Author, Consultant, Executive Coach - Helping people and organizations grow into desired results

Thursday 25 September 2008

Social animals, status chimps, clever humans

We are social animals. Our sense of self develops first in relation to our environment and immediate caregivers, then the others in our family unit, our clan, our tribe or our village. Our identity involves a complex dance between the polarities of being grounded as a part of something larger (relatedness to others) and the expression of self (individuality).

This dance is described in psychological terms as the interaction of the superego (parental and societal rules), the id (self-expression) and the ego (sense of self and of personal agency).

The ego helps us to set our individual goals and identify our motivation to achieve them. And because of our social nature, we also discover that in order to accomplish many of the tasks in our lives we require the assistance, support, and cooperation of others.

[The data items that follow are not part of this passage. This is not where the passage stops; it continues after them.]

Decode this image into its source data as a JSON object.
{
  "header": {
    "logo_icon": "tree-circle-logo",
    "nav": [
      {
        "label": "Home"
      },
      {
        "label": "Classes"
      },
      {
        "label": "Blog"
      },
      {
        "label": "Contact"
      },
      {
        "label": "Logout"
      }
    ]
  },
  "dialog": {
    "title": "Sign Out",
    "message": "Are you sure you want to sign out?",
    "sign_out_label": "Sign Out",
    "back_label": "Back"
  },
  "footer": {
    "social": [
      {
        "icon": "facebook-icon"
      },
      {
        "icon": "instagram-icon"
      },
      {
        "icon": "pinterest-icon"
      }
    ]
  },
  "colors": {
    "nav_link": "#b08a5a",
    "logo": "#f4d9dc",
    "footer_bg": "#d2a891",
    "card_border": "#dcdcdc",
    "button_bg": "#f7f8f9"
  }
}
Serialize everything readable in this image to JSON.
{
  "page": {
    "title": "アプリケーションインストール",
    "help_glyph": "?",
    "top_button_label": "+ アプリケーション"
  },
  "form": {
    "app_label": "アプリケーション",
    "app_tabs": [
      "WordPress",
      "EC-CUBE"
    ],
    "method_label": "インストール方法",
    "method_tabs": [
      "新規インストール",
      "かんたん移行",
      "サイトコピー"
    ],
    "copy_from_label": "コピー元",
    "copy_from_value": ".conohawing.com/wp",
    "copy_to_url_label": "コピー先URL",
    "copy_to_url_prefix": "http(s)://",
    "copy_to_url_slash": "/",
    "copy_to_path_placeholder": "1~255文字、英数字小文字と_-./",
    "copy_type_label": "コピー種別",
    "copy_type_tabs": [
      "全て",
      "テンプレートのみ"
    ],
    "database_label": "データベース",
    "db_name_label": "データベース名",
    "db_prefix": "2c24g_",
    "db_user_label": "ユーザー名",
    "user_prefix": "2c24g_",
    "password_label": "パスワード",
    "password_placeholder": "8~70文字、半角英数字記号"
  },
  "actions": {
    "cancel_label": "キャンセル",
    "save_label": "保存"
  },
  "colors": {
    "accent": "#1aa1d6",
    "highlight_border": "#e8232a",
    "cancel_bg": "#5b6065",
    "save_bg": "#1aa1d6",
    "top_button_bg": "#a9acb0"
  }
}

Like our nearest animal relative, the chimpanzee, our social relations are encoded with status, with games and a pecking order – literally the “who’s who in the zoo”. Status helps lend some structure to our interactions with the other members of our group and, in evolutionary terms, helps to ensure the survival of the group entity. As an individual, status can be simultaneously reassuring (we know where we fit in) and tremendously threatening.

To illustrate the point, look at the picture below, and imagine that you are the orange circle in each of the two groupings.

From the work of German Psychologist Hermann Ebbinghaus.


What feelings do you experience when you imagine your position in the group on the left versus the group on the right?

Is your ego telling you that one situation is acceptable and the other is not?

Do you take comfort from the fact that in both groups, you are actually at the centre of a group of others?

Most interestingly, did you spot that in both groups, the orange circles are in fact exactly the same size…?

The point is this: we are animals and therefore social. We are (essentially) chimps and therefore have status in our groupings. Yet we are more than our animal origins.

As humans we can apply our larger brains and evolved minds to define and shape our own reality. This enables us to keep our ego-based fears from getting in the way of our relatedness to others.

Now this is not to demonize the ego (which is a normal and necessary part of who we are) it's a call for a reality check. And a reminder that we have the choice to define our own reality such that, no matter the “size” of those around us, we are less concerned with the relative differences in size than with striving to be the best orange circle we can be.

Abraham Lincoln is reputed to have said, “People are just about as happy as they make up their minds to be.” If you define your happiness as always relative to those around you, it will remain always beyond your control.

On the other hand, if you choose to define happiness for yourself then you will always be the best measure of its accomplishment – and you will be better positioned to reach out to others to help you get there, since you’ll have nothing to fear from them and everything to gain.

Choose wisely, it’s your life after all!